Dopo l’ennesima proroga dello stato di arresto per ulteriori 45 giorni, la vicenda dello studente egiziano dell’ateneo bolognese si complica. Nel frattempo non c’è giorno che passi senza che il silenzio che echeggia dalla Farnesina si faccia più riprovevole. Dio benedica Amnesty International
di Andrea Femia, digital strategist cB
Viviamo in uno Stato che ci consente di esprimere le nostre opinioni in maniera tutto sommato libera. Ci è dato di pensarla diversamente su un sacco di cose, praticamente tutte. Possiamo dirle, addirittura pubblicamente, perché è questo che succede negli Stati civili. Nell’epoca dei social network, questa possibilità, questo diritto, si è presto trasformato in distorsione. La possibilità di esprimere ciò di cui si sentiva la necessità è diventata la necessità di esprimersi per il solo fatto di averne la possibilità. Troppo spesso i toni si alzano, diventano devastanti e vanno a porsi in una disperata terra grigissima in cui – probabilmente – in molti pensano (pensiamo) che va bene la libertà di espressione, ma forse un paio di limiti in più bisognerebbe metterli prima che il culto del falso metta a repentaglio i sistemi democratici, esattamente come sta avvenendo negli Stati Uniti, per citare il caso più eclatante.
In uno scenario del genere, di sovrabbondanza di parole, post e tweet, non può che suonare strabiliante il silenzio che echeggia giorno dopo giorno dalla Farnesina sulla vicenda di Patrick Zaki.
Sia chiarissimo, avere a che fare con l’Egitto deve essere estremamente difficile. Bisogna tenere conto che una parte del tuo Pil dipende dalle armi che gli vendi da anni. Devi tenere conto che hai a che fare con uno Stato sovrano al quale non puoi certamente imporre di leggere il Corano cercando di interpretarne i messaggi positivi piuttosto che quelli oppressivi.
A tal riguardo, uno degli errori più grossi che si possano fare nel leggere queste situazioni è quello di addossare tutte le responsabilità alla natura intrinseca delle religioni. Taluni sarebbero portati a pensare che in uno Stato di matrice cristiano-cattolica tutto ciò non sarebbe mai potuto accadere perché i messaggi della Bibbia sono messaggi di serenità e distensione. Peccato che, leggendo alla lettera il vangelo, Gesù prometta di bruciare chiunque non lo segua, solo per dirne una; la virtù di chi ha incastonato quei messaggi nella realtà è stata principalmente quella di sapere interpretare le parole senza assolutizzarle.

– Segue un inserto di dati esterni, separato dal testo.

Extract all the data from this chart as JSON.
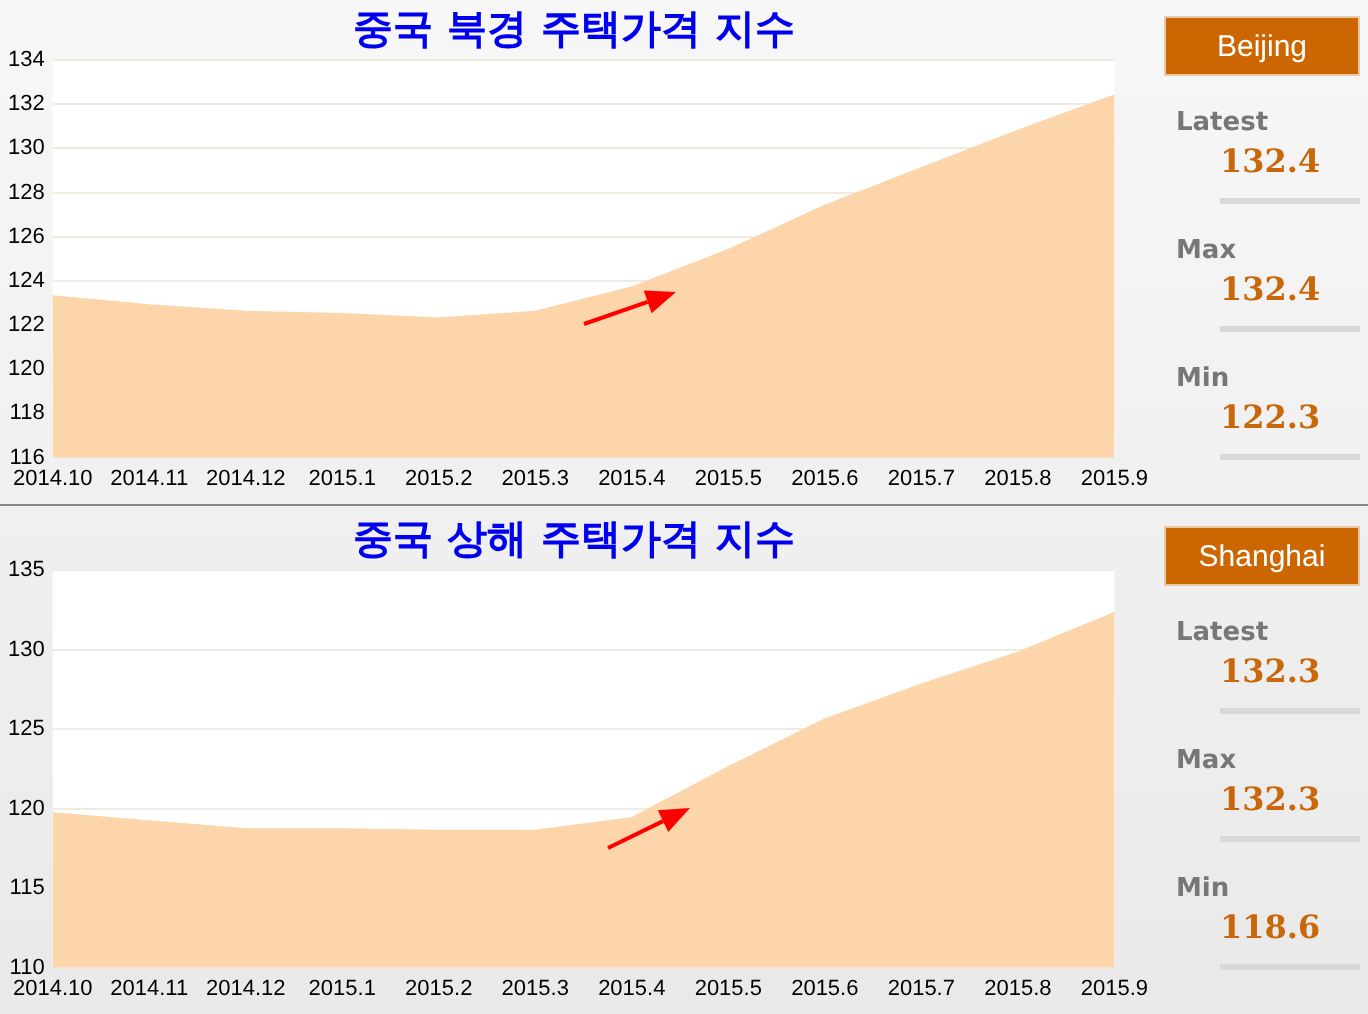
{
  "chart_data": [
    {
      "type": "area",
      "title": "중국 북경 주택가격 지수",
      "categories": [
        "2014.10",
        "2014.11",
        "2014.12",
        "2015.1",
        "2015.2",
        "2015.3",
        "2015.4",
        "2015.5",
        "2015.6",
        "2015.7",
        "2015.8",
        "2015.9"
      ],
      "values": [
        123.3,
        122.9,
        122.6,
        122.5,
        122.3,
        122.6,
        123.7,
        125.4,
        127.4,
        129.1,
        130.8,
        132.4
      ],
      "color": "#fdd5ab",
      "ylim": [
        116,
        134
      ],
      "yticks": [
        116,
        118,
        120,
        122,
        124,
        126,
        128,
        130,
        132,
        134
      ],
      "grid": "y",
      "marker": "none",
      "legend": false
    },
    {
      "type": "other",
      "title": "Beijing",
      "annotations": [
        "Latest",
        "132.4",
        "Max",
        "132.4",
        "Min",
        "122.3"
      ]
    },
    {
      "type": "area",
      "title": "중국 상해 주택가격 지수",
      "categories": [
        "2014.10",
        "2014.11",
        "2014.12",
        "2015.1",
        "2015.2",
        "2015.3",
        "2015.4",
        "2015.5",
        "2015.6",
        "2015.7",
        "2015.8",
        "2015.9"
      ],
      "values": [
        119.7,
        119.2,
        118.7,
        118.7,
        118.6,
        118.6,
        119.4,
        122.6,
        125.6,
        127.8,
        129.8,
        132.3
      ],
      "color": "#fdd5ab",
      "ylim": [
        110,
        135
      ],
      "yticks": [
        110,
        115,
        120,
        125,
        130,
        135
      ],
      "grid": "y",
      "marker": "none",
      "legend": false
    },
    {
      "type": "other",
      "title": "Shanghai",
      "annotations": [
        "Latest",
        "132.3",
        "Max",
        "132.3",
        "Min",
        "118.6"
      ]
    }
  ]
}
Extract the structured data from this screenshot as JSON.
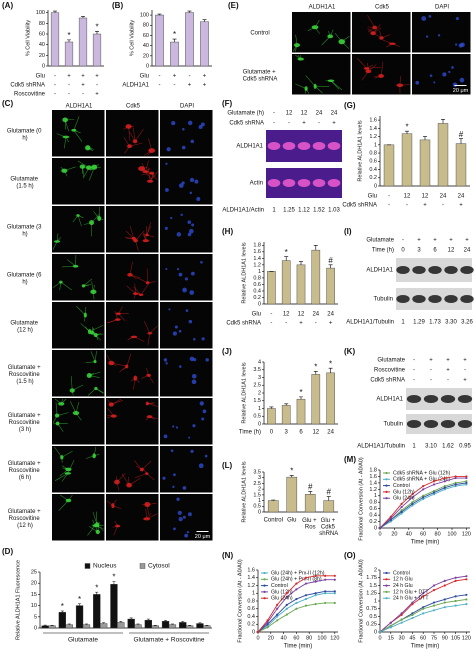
{
  "chart_data": [
    {
      "type": "bar",
      "label": "(A)",
      "ylabel": "% Cell Viability",
      "categories": [
        null,
        null,
        null,
        null
      ],
      "values": [
        100,
        45,
        90,
        60
      ],
      "errors": [
        3,
        4,
        3,
        5
      ],
      "markers": [
        null,
        "*",
        null,
        "*"
      ],
      "color": "#cbb8df",
      "ylim": [
        0,
        105
      ],
      "yticks": [
        0,
        20,
        40,
        60,
        80,
        100
      ],
      "conditions": [
        {
          "name": "Glu",
          "values": [
            "-",
            "+",
            "+",
            "+"
          ]
        },
        {
          "name": "Cdk5 shRNA",
          "values": [
            "-",
            "-",
            "+",
            "-"
          ]
        },
        {
          "name": "Roscovitine",
          "values": [
            "-",
            "-",
            "-",
            "+"
          ]
        }
      ]
    },
    {
      "type": "bar",
      "label": "(B)",
      "ylabel": "% Cell Viability",
      "categories": [
        null,
        null,
        null,
        null
      ],
      "values": [
        100,
        47,
        105,
        87
      ],
      "errors": [
        2,
        6,
        3,
        4
      ],
      "markers": [
        null,
        "*",
        null,
        null
      ],
      "color": "#cbb8df",
      "ylim": [
        0,
        110
      ],
      "yticks": [
        0,
        20,
        40,
        60,
        80,
        100
      ],
      "conditions": [
        {
          "name": "Glu",
          "values": [
            "-",
            "+",
            "-",
            "+"
          ]
        },
        {
          "name": "ALDH1A1",
          "values": [
            "-",
            "-",
            "+",
            "+"
          ]
        }
      ]
    },
    {
      "type": "bar",
      "label": "(G)",
      "ylabel": "Relative ALDH1A1 levels",
      "categories": [
        null,
        null,
        null,
        null,
        null
      ],
      "values": [
        1,
        1.27,
        1.12,
        1.52,
        1.03
      ],
      "errors": [
        0,
        0.06,
        0.08,
        0.1,
        0.12
      ],
      "markers": [
        null,
        "*",
        null,
        null,
        "#"
      ],
      "color": "#c9bc8c",
      "ylim": [
        0,
        1.7
      ],
      "yticks": [
        0,
        0.2,
        0.4,
        0.6,
        0.8,
        1,
        1.2,
        1.4,
        1.6
      ],
      "conditions": [
        {
          "name": "Glu",
          "values": [
            "-",
            "12",
            "12",
            "24",
            "24"
          ]
        },
        {
          "name": "Cdk5 shRNA",
          "values": [
            "-",
            "-",
            "+",
            "-",
            "+"
          ]
        }
      ]
    },
    {
      "type": "bar",
      "label": "(H)",
      "ylabel": "Relative ALDH1A1 levels",
      "categories": [
        null,
        null,
        null,
        null,
        null
      ],
      "values": [
        1,
        1.33,
        1.2,
        1.65,
        1.1
      ],
      "errors": [
        0,
        0.12,
        0.1,
        0.15,
        0.1
      ],
      "markers": [
        null,
        "*",
        null,
        null,
        "#"
      ],
      "color": "#c9bc8c",
      "ylim": [
        0,
        1.9
      ],
      "yticks": [
        0,
        0.2,
        0.4,
        0.6,
        0.8,
        1,
        1.2,
        1.4,
        1.6,
        1.8
      ],
      "conditions": [
        {
          "name": "Glu",
          "values": [
            "-",
            "12",
            "12",
            "24",
            "24"
          ]
        },
        {
          "name": "Cdk5 shRNA",
          "values": [
            "-",
            "-",
            "+",
            "-",
            "+"
          ]
        }
      ]
    },
    {
      "type": "bar",
      "label": "(J)",
      "ylabel": "Relative ALDH1A1 levels",
      "xlabel": "Time (h)",
      "categories": [
        "0",
        "3",
        "6",
        "12",
        "24"
      ],
      "values": [
        1,
        1.2,
        1.6,
        3.2,
        3.3
      ],
      "errors": [
        0.1,
        0.1,
        0.15,
        0.2,
        0.3
      ],
      "markers": [
        null,
        null,
        "*",
        "*",
        "*"
      ],
      "color": "#c9bc8c",
      "ylim": [
        0,
        4
      ],
      "yticks": [
        0,
        0.5,
        1,
        1.5,
        2,
        2.5,
        3,
        3.5,
        4
      ]
    },
    {
      "type": "bar",
      "label": "(L)",
      "ylabel": "Relative ALDH1A1 levels",
      "categories": [
        "Control",
        "Glu",
        "Glu + Ros",
        "Glu + Cdk5 shRNA"
      ],
      "values": [
        1,
        3.05,
        1.55,
        1.0
      ],
      "errors": [
        0.05,
        0.15,
        0.25,
        0.35
      ],
      "markers": [
        null,
        "*",
        "#",
        "#"
      ],
      "color": "#c9bc8c",
      "ylim": [
        0,
        3.5
      ],
      "yticks": [
        0,
        0.5,
        1,
        1.5,
        2,
        2.5,
        3,
        3.5
      ]
    },
    {
      "type": "grouped_bar",
      "label": "(D)",
      "ylabel": "Relative ALDH1A1 Fluorescence",
      "categories": [
        null,
        null,
        null,
        null,
        null,
        null,
        null,
        null,
        null,
        null
      ],
      "group_labels": [
        "Glutamate",
        "Glutamate + Roscovitine"
      ],
      "ylim": [
        0,
        25
      ],
      "yticks": [
        0,
        5,
        10,
        15,
        20,
        25
      ],
      "legend": "upper center",
      "series": [
        {
          "name": "Nucleus",
          "color": "#111111",
          "values": [
            1,
            7,
            10,
            15,
            19.5,
            4,
            3.5,
            3,
            2.5,
            2
          ],
          "errors": [
            0.3,
            0.6,
            0.8,
            1,
            1.2,
            0.5,
            0.5,
            0.4,
            0.4,
            0.3
          ],
          "markers": [
            null,
            "*",
            "*",
            "*",
            "*",
            null,
            null,
            null,
            null,
            null
          ]
        },
        {
          "name": "Cytosol",
          "color": "#9a9a9a",
          "values": [
            1,
            1.5,
            1.5,
            2,
            2.5,
            1.5,
            1,
            1.5,
            1,
            1
          ],
          "errors": [
            0.2,
            0.3,
            0.3,
            0.4,
            0.5,
            0.3,
            0.2,
            0.3,
            0.2,
            0.2
          ]
        }
      ]
    },
    {
      "type": "line",
      "label": "(M)",
      "ylabel": "Fractional Conversion (At - A0/A0)",
      "xlabel": "Time (min)",
      "x": [
        0,
        15,
        30,
        45,
        60,
        75,
        90,
        105,
        120
      ],
      "xlim": [
        0,
        125
      ],
      "xticks": [
        0,
        20,
        40,
        60,
        80,
        100,
        120
      ],
      "ylim": [
        0,
        1.8
      ],
      "yticks": [
        0,
        0.2,
        0.4,
        0.6,
        0.8,
        1,
        1.2,
        1.4,
        1.6,
        1.8
      ],
      "legend": "upper left",
      "series": [
        {
          "name": "Cdk5 shRNA + Glu (12h)",
          "color": "#6aa84f",
          "values": [
            0,
            0.25,
            0.55,
            0.8,
            1.0,
            1.15,
            1.3,
            1.4,
            1.45
          ]
        },
        {
          "name": "Cdk5 shRNA + Glu (24h)",
          "color": "#4fb0c6",
          "values": [
            0,
            0.2,
            0.45,
            0.7,
            0.9,
            1.05,
            1.2,
            1.3,
            1.35
          ]
        },
        {
          "name": "Control",
          "color": "#2e4a9e",
          "values": [
            0,
            0.25,
            0.5,
            0.75,
            0.95,
            1.1,
            1.25,
            1.35,
            1.4
          ]
        },
        {
          "name": "Glu (12h)",
          "color": "#d62728",
          "values": [
            0,
            0.35,
            0.75,
            1.05,
            1.3,
            1.45,
            1.55,
            1.6,
            1.6
          ]
        },
        {
          "name": "Glu (24h)",
          "color": "#7b3fa0",
          "values": [
            0,
            0.3,
            0.65,
            0.95,
            1.2,
            1.35,
            1.45,
            1.55,
            1.55
          ]
        }
      ]
    },
    {
      "type": "line",
      "label": "(N)",
      "ylabel": "Fractional Conversion (At - A0/A0)",
      "xlabel": "Time (min)",
      "x": [
        0,
        15,
        30,
        45,
        60,
        75,
        90,
        105,
        120
      ],
      "xlim": [
        0,
        125
      ],
      "xticks": [
        0,
        20,
        40,
        60,
        80,
        100,
        120
      ],
      "ylim": [
        0,
        1.6
      ],
      "yticks": [
        0,
        0.2,
        0.4,
        0.6,
        0.8,
        1,
        1.2,
        1.4,
        1.6
      ],
      "legend": "upper left",
      "series": [
        {
          "name": "Glu (24h) + Prx-II (12h)",
          "color": "#4fb0c6",
          "values": [
            0,
            0.15,
            0.4,
            0.6,
            0.75,
            0.85,
            0.95,
            1.0,
            1.0
          ]
        },
        {
          "name": "Glu (24h) + Prx-II (8h)",
          "color": "#6aa84f",
          "values": [
            0,
            0.12,
            0.3,
            0.45,
            0.6,
            0.68,
            0.72,
            0.75,
            0.75
          ]
        },
        {
          "name": "Control",
          "color": "#2e4a9e",
          "values": [
            0,
            0.2,
            0.45,
            0.7,
            0.85,
            0.95,
            1.0,
            1.05,
            1.05
          ]
        },
        {
          "name": "Glu (12h)",
          "color": "#7b3fa0",
          "values": [
            0,
            0.25,
            0.6,
            0.9,
            1.1,
            1.25,
            1.3,
            1.35,
            1.35
          ]
        },
        {
          "name": "Glu (24h)",
          "color": "#d62728",
          "values": [
            0,
            0.3,
            0.7,
            1.0,
            1.25,
            1.4,
            1.45,
            1.45,
            1.45
          ]
        }
      ]
    },
    {
      "type": "line",
      "label": "(O)",
      "ylabel": "Fractional Conversion (At - A0/A0)",
      "xlabel": "Time (min)",
      "x": [
        0,
        15,
        30,
        45,
        60,
        75,
        90,
        105,
        120
      ],
      "xlim": [
        0,
        125
      ],
      "xticks": [
        0,
        15,
        30,
        45,
        60,
        75,
        90,
        105,
        120
      ],
      "ylim": [
        0,
        2
      ],
      "yticks": [
        0,
        0.25,
        0.5,
        0.75,
        1,
        1.25,
        1.5,
        1.75,
        2
      ],
      "legend": "upper left",
      "series": [
        {
          "name": "Control",
          "color": "#2e4a9e",
          "values": [
            0,
            0.2,
            0.4,
            0.6,
            0.8,
            0.95,
            1.05,
            1.15,
            1.2
          ]
        },
        {
          "name": "12 h Glu",
          "color": "#d62728",
          "values": [
            0,
            0.3,
            0.55,
            0.9,
            1.15,
            1.35,
            1.5,
            1.65,
            1.7
          ]
        },
        {
          "name": "24 h Glu",
          "color": "#7b3fa0",
          "values": [
            0,
            0.3,
            0.6,
            0.95,
            1.25,
            1.5,
            1.65,
            1.75,
            1.8
          ]
        },
        {
          "name": "12 h Glu + DTT",
          "color": "#6aa84f",
          "values": [
            0,
            0.2,
            0.4,
            0.55,
            0.75,
            0.85,
            0.95,
            1.0,
            1.05
          ]
        },
        {
          "name": "24 h Glu + DTT",
          "color": "#4fb0c6",
          "values": [
            0,
            0.15,
            0.3,
            0.45,
            0.6,
            0.7,
            0.8,
            0.85,
            0.9
          ]
        }
      ]
    }
  ],
  "image_panels": [
    {
      "label": "(E)",
      "columns": [
        "ALDH1A1",
        "Cdk5",
        "DAPI"
      ],
      "rows": [
        "Control",
        "Glutamate + Cdk5 shRNA"
      ],
      "scale_bar": "20 μm",
      "channel_colors": [
        "#3cdc3c",
        "#e02020",
        "#3050e0"
      ]
    },
    {
      "label": "(C)",
      "columns": [
        "ALDH1A1",
        "Cdk5",
        "DAPI"
      ],
      "rows": [
        "Glutamate (0 h)",
        "Glutamate (1.5 h)",
        "Glutamate (3 h)",
        "Glutamate (6 h)",
        "Glutamate (12 h)",
        "Glutamate + Roscovitine (1.5 h)",
        "Glutamate + Roscovitine (3 h)",
        "Glutamate + Roscovitine (6 h)",
        "Glutamate + Roscovitine (12 h)"
      ],
      "scale_bar": "20 μm",
      "channel_colors": [
        "#3cdc3c",
        "#e02020",
        "#3050e0"
      ]
    }
  ],
  "blots": [
    {
      "label": "(F)",
      "header_rows": [
        {
          "name": "Glutamate (h)",
          "values": [
            "-",
            "12",
            "12",
            "24",
            "24"
          ]
        },
        {
          "name": "Cdk5 shRNA",
          "values": [
            "-",
            "-",
            "+",
            "-",
            "+"
          ]
        }
      ],
      "bands": [
        "ALDH1A1",
        "Actin"
      ],
      "ratio": {
        "name": "ALDH1A1/Actin",
        "values": [
          "1",
          "1.25",
          "1.12",
          "1.52",
          "1.03"
        ]
      },
      "color": "#f05cd0",
      "background": "#4b1c8c"
    },
    {
      "label": "(I)",
      "header_rows": [
        {
          "name": "Glutamate",
          "values": [
            "-",
            "+",
            "+",
            "+",
            "+"
          ]
        },
        {
          "name": "Time (h)",
          "values": [
            "0",
            "3",
            "6",
            "12",
            "24"
          ]
        }
      ],
      "bands": [
        "ALDH1A1",
        "Tubulin"
      ],
      "ratio": {
        "name": "ALDH1A1/Tubulin",
        "values": [
          "1",
          "1.29",
          "1.73",
          "3.30",
          "3.26"
        ]
      },
      "color": "#1a1a1a",
      "background": "#d8d8d8"
    },
    {
      "label": "(K)",
      "header_rows": [
        {
          "name": "Glutamate",
          "values": [
            "-",
            "+",
            "+",
            "+"
          ]
        },
        {
          "name": "Roscovitine",
          "values": [
            "-",
            "-",
            "+",
            "-"
          ]
        },
        {
          "name": "Cdk5 shRNA",
          "values": [
            "-",
            "-",
            "-",
            "+"
          ]
        }
      ],
      "bands": [
        "ALDH1A1",
        "Tubulin"
      ],
      "ratio": {
        "name": "ALDH1A1/Tubulin",
        "values": [
          "1",
          "3.10",
          "1.62",
          "0.95"
        ]
      },
      "color": "#1a1a1a",
      "background": "#d8d8d8"
    }
  ]
}
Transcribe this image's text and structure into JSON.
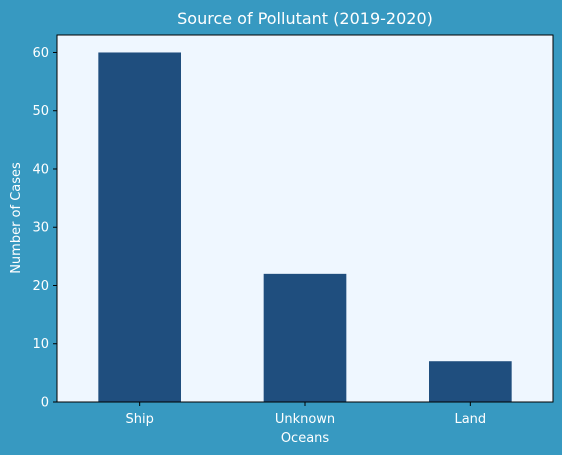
{
  "colors": {
    "figure_background": "#3799c1",
    "plot_background": "#eff7ff",
    "bar": "#1f4e7e",
    "text": "#ffffff",
    "axis": "#000000"
  },
  "chart_data": {
    "type": "bar",
    "title": "Source of Pollutant (2019-2020)",
    "xlabel": "Oceans",
    "ylabel": "Number of Cases",
    "categories": [
      "Ship",
      "Unknown",
      "Land"
    ],
    "values": [
      60,
      22,
      7
    ],
    "ylim": [
      0,
      63
    ],
    "yticks": [
      0,
      10,
      20,
      30,
      40,
      50,
      60
    ],
    "grid": false,
    "legend": "none"
  }
}
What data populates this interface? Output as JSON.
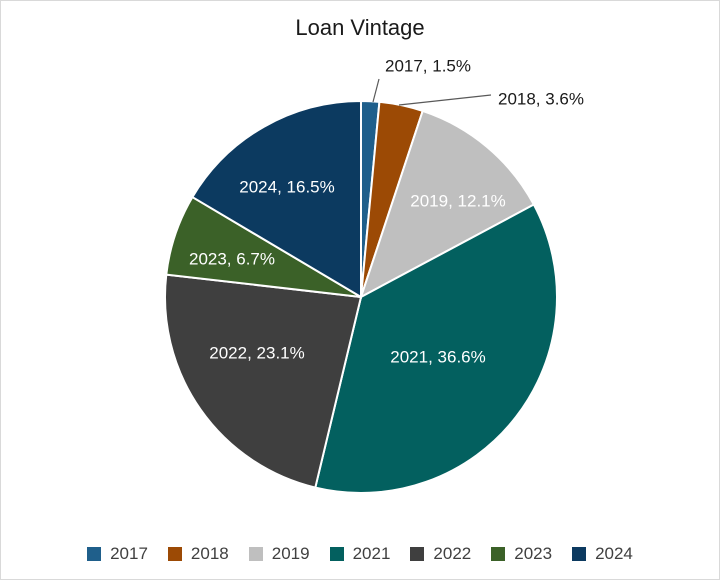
{
  "chart_data": {
    "type": "pie",
    "title": "Loan Vintage",
    "categories": [
      "2017",
      "2018",
      "2019",
      "2021",
      "2022",
      "2023",
      "2024"
    ],
    "values": [
      1.5,
      3.6,
      12.1,
      36.6,
      23.1,
      6.7,
      16.5
    ],
    "unit": "%",
    "data_labels": [
      "2017, 1.5%",
      "2018, 3.6%",
      "2019, 12.1%",
      "2021, 36.6%",
      "2022, 23.1%",
      "2023, 6.7%",
      "2024, 16.5%"
    ],
    "colors": [
      "#1f5f8b",
      "#9c4a05",
      "#bfbfbf",
      "#03605f",
      "#3f3f3f",
      "#3b6128",
      "#0c3a60"
    ],
    "label_colors": [
      "#1a1a1a",
      "#1a1a1a",
      "#ffffff",
      "#ffffff",
      "#ffffff",
      "#ffffff",
      "#ffffff"
    ],
    "outside_labels": [
      true,
      true,
      false,
      false,
      false,
      false,
      false
    ],
    "legend": "bottom",
    "start_angle_deg": 0,
    "direction": "clockwise"
  }
}
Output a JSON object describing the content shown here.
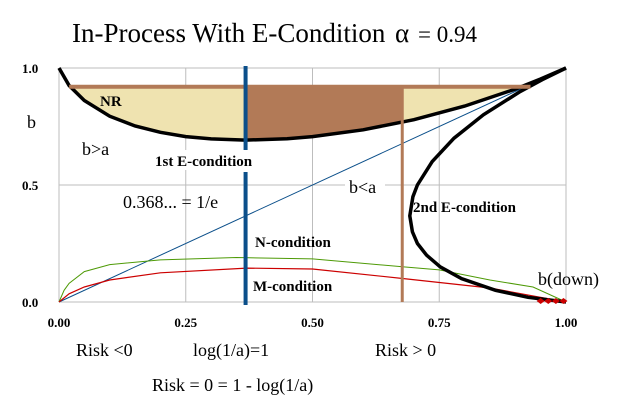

Il problema è molto più complesso, e non è detto che stia a Luigi Di Maio di doverlo risolvere.
La situazione si è molto complicata per Patrick Zaki. Negli ultimi giorni sono stati fermati diversi dirigenti dell’organizzazione per la quale lavorava, la Eipr (Egyptian Initiative for Personal Rights). L’accusa essenziale, così come era stato per lo stesso Zaki, è quella della propaganda riferibile a istanze LGBTQ. L’Eipr, però, non si occupa solo di ciò; sorge quindi spontaneo domandarsi se queste non siano lo specchietto per le allodole usato per estirpare il dissenso dei propri connazionali facendo leva su uno sfrenato conservatorismo spacciato per fede.
Tenuto conto di tutte queste complessità, però, rimane francamente disgustoso il totale silenzio del ministro degli esteri per quanto concerne la situazione di Patrick Zaki, che ha visto ulteriormente rinnovati di 45 giorni i suoi giorni di detenzione. Non sempre i problemi si possono risolvere, non si è in questo pianeta per immaginare davvero che ogni cosa venga rimessa a posto nel migliore dei modi, perché quello sarebbe illudersi di vivere in un mondo semplice da gestire.
Non è così, è chiaro che non sia così, ma c’è una distanza grande quanto il mar Mediterraneo tra il provare a gestire una situazione complessa pur essendo consci del poter fallire e il totale disinteresse.
Magari verremo smentiti e scopriremo che giorno e notte negli uffici del ministro Di Maio non si faccia altro che pensare a Zaki, ma il compito della politica è anche quello di sensibilizzare, aggiornare, darci metodo e modo per conoscere almeno parte di quella complessità che loro sono chiamati a governare. Soprattutto quando non si è in grado di risolvere, è bene informare.
Dio benedica Amnesty International, senza la quale saremmo quasi totalmente sprovvisti di aggiornamenti e novità. Di speranze e disillusione. A volte serve anche quella.